[NCLUG] PC for Linux (Ubuntu)

Jim Hutchinson jim at ubuntu-rocks.org
Mon Sep 15 17:13:44 MDT 2008


On Mon, Sep 15, 2008 at 12:07 PM, DJ Eshelman <djsbignews at gmail.com> wrote:

> Since the conversation went Green I haven't read much on (but I intend to).
>
> But I have a few suggestions:
>
> 1)  Avoid 64 bit if you are only using 2 GB of RAM.  I can dig up some
> articles if you're interested, but the system overhead of running 64 bit
> actually negates most benefits.  As a general rule- only worry about 64 bit
> if you need to use more than 4GB of RAM.  I may be a little out of date, but
> the last time I tried running Kbuntu 64 bit on a machine with 1.5 GB RAM, it
> didn't run nearly as well as the 32 bit version.  That was about a year and
> a half ago, so things may have changed somehow but I seriously doubt there's
> much benefit that's worth any of the trouble.

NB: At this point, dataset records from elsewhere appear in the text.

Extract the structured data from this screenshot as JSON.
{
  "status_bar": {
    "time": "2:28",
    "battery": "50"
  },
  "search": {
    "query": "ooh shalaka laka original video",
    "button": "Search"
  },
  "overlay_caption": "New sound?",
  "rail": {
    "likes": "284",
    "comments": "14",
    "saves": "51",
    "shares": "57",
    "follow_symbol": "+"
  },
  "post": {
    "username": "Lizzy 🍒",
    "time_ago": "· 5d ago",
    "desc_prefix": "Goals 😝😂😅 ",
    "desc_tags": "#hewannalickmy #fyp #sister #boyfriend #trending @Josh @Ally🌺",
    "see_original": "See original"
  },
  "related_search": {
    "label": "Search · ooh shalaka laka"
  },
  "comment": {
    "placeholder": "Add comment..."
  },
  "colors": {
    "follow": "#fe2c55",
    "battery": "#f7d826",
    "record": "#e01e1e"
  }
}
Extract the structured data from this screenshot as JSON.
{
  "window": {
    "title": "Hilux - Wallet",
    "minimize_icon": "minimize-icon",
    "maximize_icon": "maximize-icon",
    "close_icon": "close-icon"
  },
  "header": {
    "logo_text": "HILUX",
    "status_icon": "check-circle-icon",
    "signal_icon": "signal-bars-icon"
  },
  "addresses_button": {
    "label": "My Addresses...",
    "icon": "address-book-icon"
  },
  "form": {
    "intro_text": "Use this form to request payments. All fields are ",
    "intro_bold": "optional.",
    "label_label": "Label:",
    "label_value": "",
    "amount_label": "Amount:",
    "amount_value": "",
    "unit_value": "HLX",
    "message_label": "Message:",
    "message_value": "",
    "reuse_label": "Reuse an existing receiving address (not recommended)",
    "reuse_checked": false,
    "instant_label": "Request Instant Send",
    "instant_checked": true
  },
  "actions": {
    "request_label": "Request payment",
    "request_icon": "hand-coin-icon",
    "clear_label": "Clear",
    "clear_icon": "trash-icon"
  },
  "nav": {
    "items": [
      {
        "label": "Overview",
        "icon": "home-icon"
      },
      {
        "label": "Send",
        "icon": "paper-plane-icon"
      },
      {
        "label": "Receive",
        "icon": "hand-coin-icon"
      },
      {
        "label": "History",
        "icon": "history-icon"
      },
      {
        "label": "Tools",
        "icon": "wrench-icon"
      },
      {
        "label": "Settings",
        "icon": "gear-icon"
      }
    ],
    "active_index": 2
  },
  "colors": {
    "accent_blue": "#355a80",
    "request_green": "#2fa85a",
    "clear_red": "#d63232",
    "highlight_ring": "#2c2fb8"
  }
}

Fwiw, I run 64bit Ubuntu with 2gb ram and used to run 32bit. I don't see
much difference either way but video transcoding is faster. I got huge time
savings with thoggen which is slow anyway but I like it.


>
> 2)  You may run into trouble with Ubuntu with an ASUS board- I did as well;
> it has to do with some oddness in the Northbridge from what I can tell.
> Almost like it's expecting something it can't find and just hangs when it
> goes to install the packages.  HOWEVER- Fedora ran like a champ.  I don't
> know why; I stopped trying to figure it out and just let it go.  That
> machine is running an Athlon 64 3400+ with 2.5 GB RAM on an ASUS K8n
> motherboard.  I still recommend ASUS in general; they make decent stuff; but
> there's full disclosure :)


My set up is an Asus a8n32 mobo, athlon x2 4800 and runs Ubuntu without
issue. The chipset is nvidia though and I 'm sure that helps. I also used an
MSI board before with nvidia chips and the same CPU and it too worked fine.
I've never heard of many issues with Asus and Linux - in fact, it usually
the opposite.

-- 
Jim (Ubuntu geek extraordinaire)
----
Please avoid sending me Word or PowerPoint attachments.